When conflicts arise (or are likely to arise), it is important to develop healthy, functional and positive coping mechanisms to identify them, their consequences, as well as the strategies which can be used to manage them. New opportunities and possibilities may be discovered which in turn will transform the personal conflict into a productive learning experience (Healey, 1995).

Creative problem-solving strategies are essential to the application of positive approaches to conflict resolution. There is great importance in developing the ability to learn how to transform the situation from one in which it is ‘my way or the highway’ into one in which people entertain new possibilities that have been otherwise elusive (Ury, 1988).

When considering working with clients who might benefit from conflict resolution skills training it is important that the counsellor demonstrates the skills through practical application, such as role-play. This ensures the client can translate understanding into action and facilitates learning.

Additionally, conflict resolution training will not be effective if a client learns the skills but is afraid to apply them (eg. because their communication style is passive).  A counsellor will need to recognise these factors and modify their training accordingly (eg. include assertiveness training in the process) (Healey, 1995).

The basic values a counsellor needs to be aware of:

  1. Every client has distinctive viewpoints that are equally valid (from where they stand) as the other party involved in the conflict. Each person’s viewpoint makes a contribution to the whole and requires consideration and respect in order to form a complete solution.
  2. This wider view can open up the communication transaction possibilities. It may require one party to change their mind chatter that says: “For me to be right, others must be wrong” (Alexelrod, 1984).

Encourage your client to consider how the problem or the relationship will look over a substantial period of time. Looking at the conflict or problem in question in terms of a longer timeframe can help clients become more realistic about the consequences of the conflict as well as exploring options to resolve the conflict (Alexelrod, 1984).

Clients experiencing conflict tend to respond on the basis of their perceptions of the situation, rather than an objective review of it. This is where having a counselling intervention can benefit the client in overcoming their subjective frame of reference.

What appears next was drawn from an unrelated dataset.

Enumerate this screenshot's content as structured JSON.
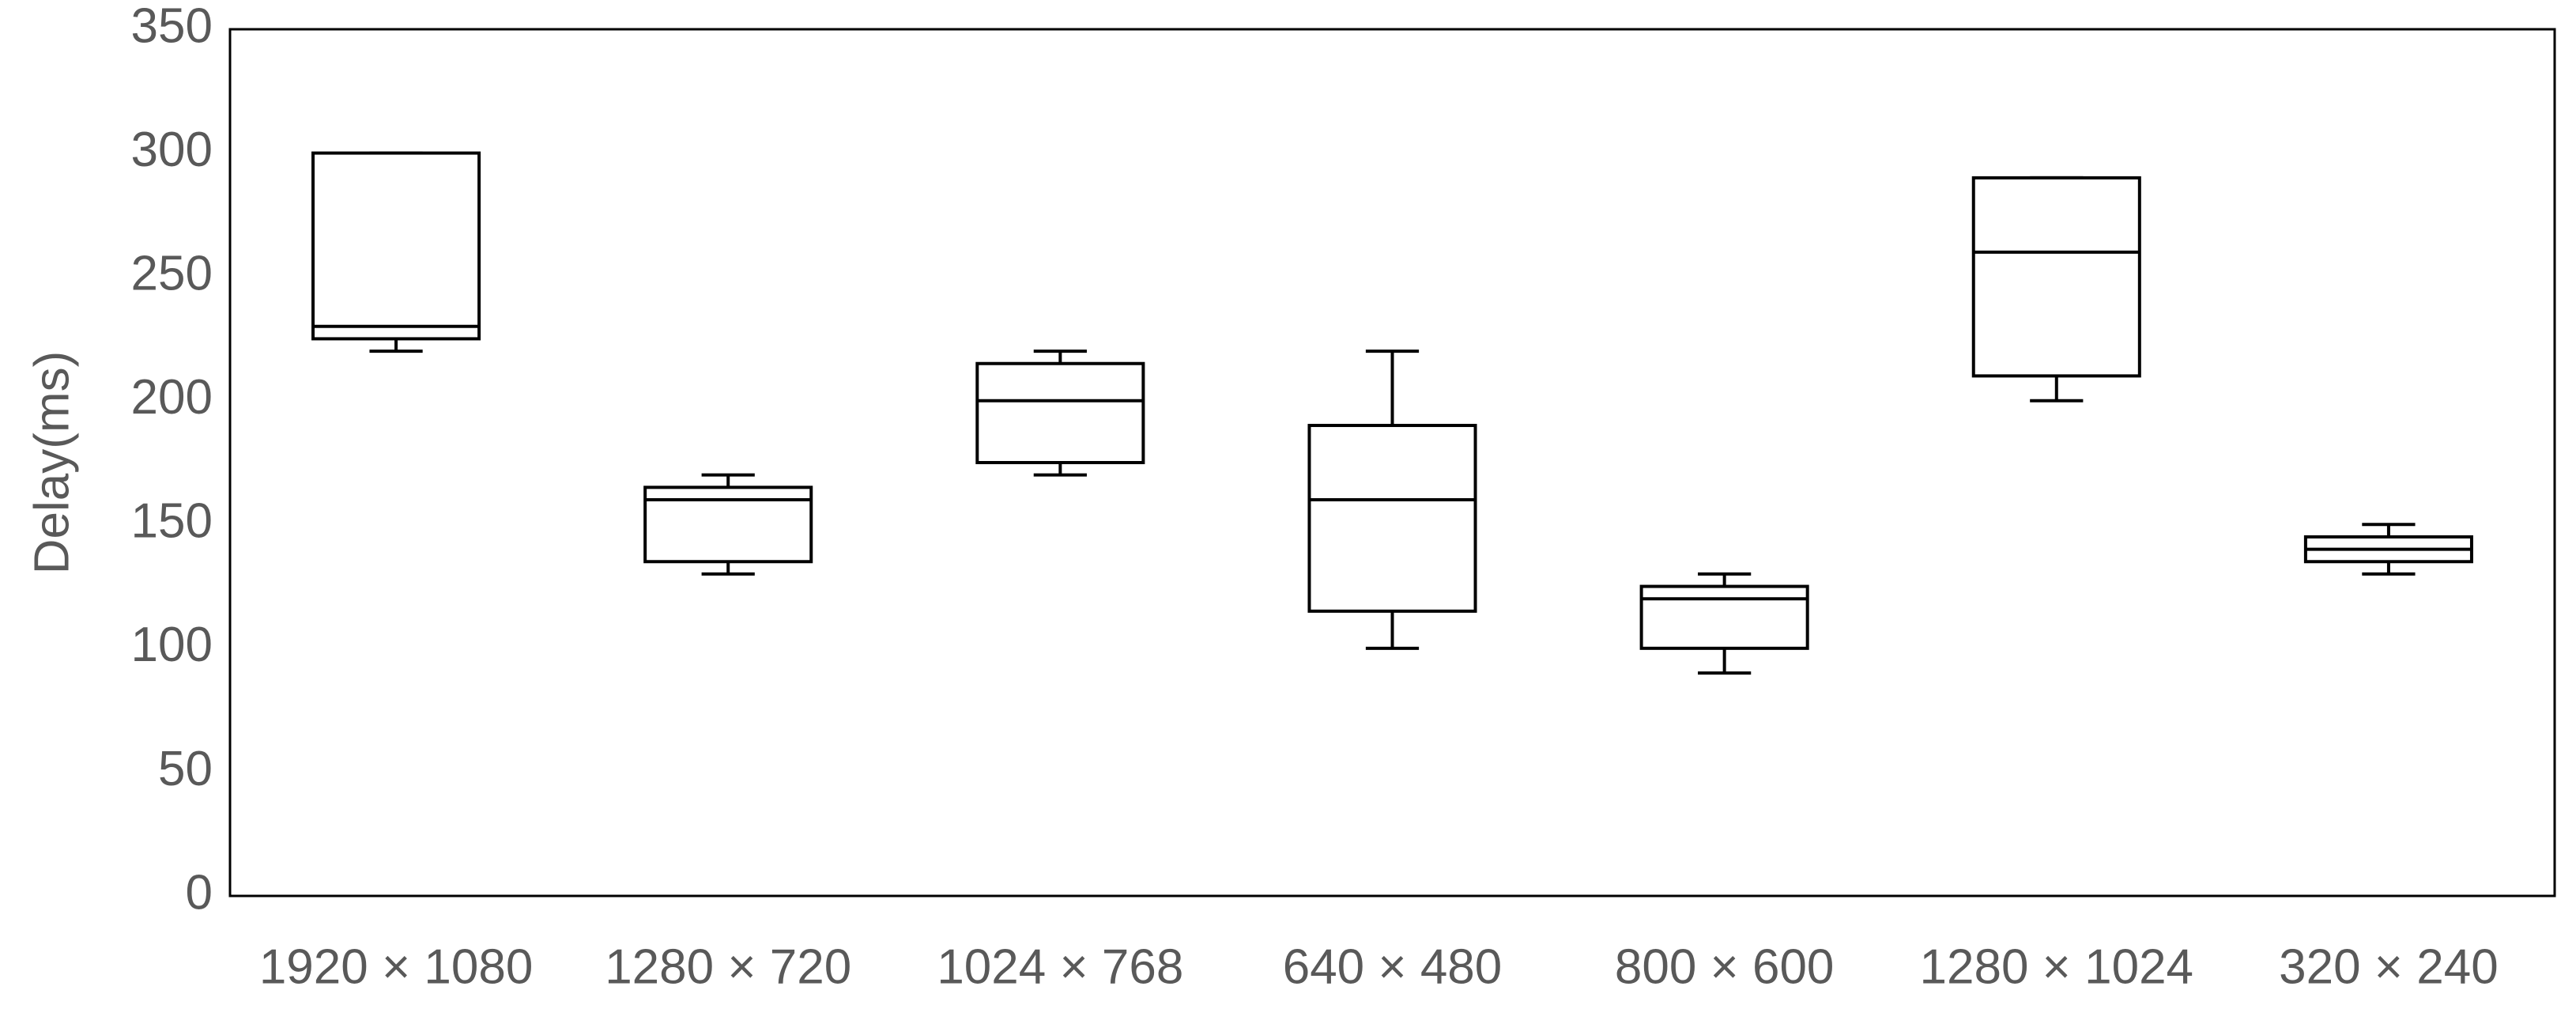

Subsequently, clients filter their perceptions (and reactions) through their values, culture, beliefs, information, experience, gender, and other variables. Conflict responses are both filled with ideas and feelings that can be very strong and powerful guides to our sense of possible solutions (Healey, 1995).

As in any problem, conflicts contain substantive, procedural, and psychological dimensions to be negotiated. In order to best understand the threat perceived by those engaged in a conflict, all of these dimensions need to be considered.

As counsellors we can assist clients to develop healthy, functional and positive coping mechanisms for identifying conflicts likely to arise, the consequences, as well as the strategies in which clients can constructively manage their conflicts.  New opportunities and possibilities may be discovered which in turn will transform the personal conflict into a productive learning experience (Healey, 1995).

Creative problem-solving strategies are essential to the application of positive approaches to conflict resolution. The client needs to be able to learn how to transform the situation from one in which it is ‘my way or the highway’ into one in which they entertain new possibilities that have been otherwise elusive (Ury, 1988).

References

  • Alexelrod, R. M. (1984). The evolution of cooperation. New York: Basic Books.
  • Conflict resolution Network, (2006) retrieved on 9 October, 2007 from www.crnhq.org.
  • Hater, S. (1990). From conflict to resolution: strategies for diagnosis and treatment of distressed individuals. New York: Nerton.
  • Healey, K. (1995). Conflict Resolution. Balmain: Spinney Press.
  • Mayer, R. J. (1990). Conflict management: the courage to confront. Columbus, Ohio: Battelle Press.
  • Ury, W. (1988). Getting disputes resolved: Designing systems to cut the costs of conflict. Calif: Jossey-Bass.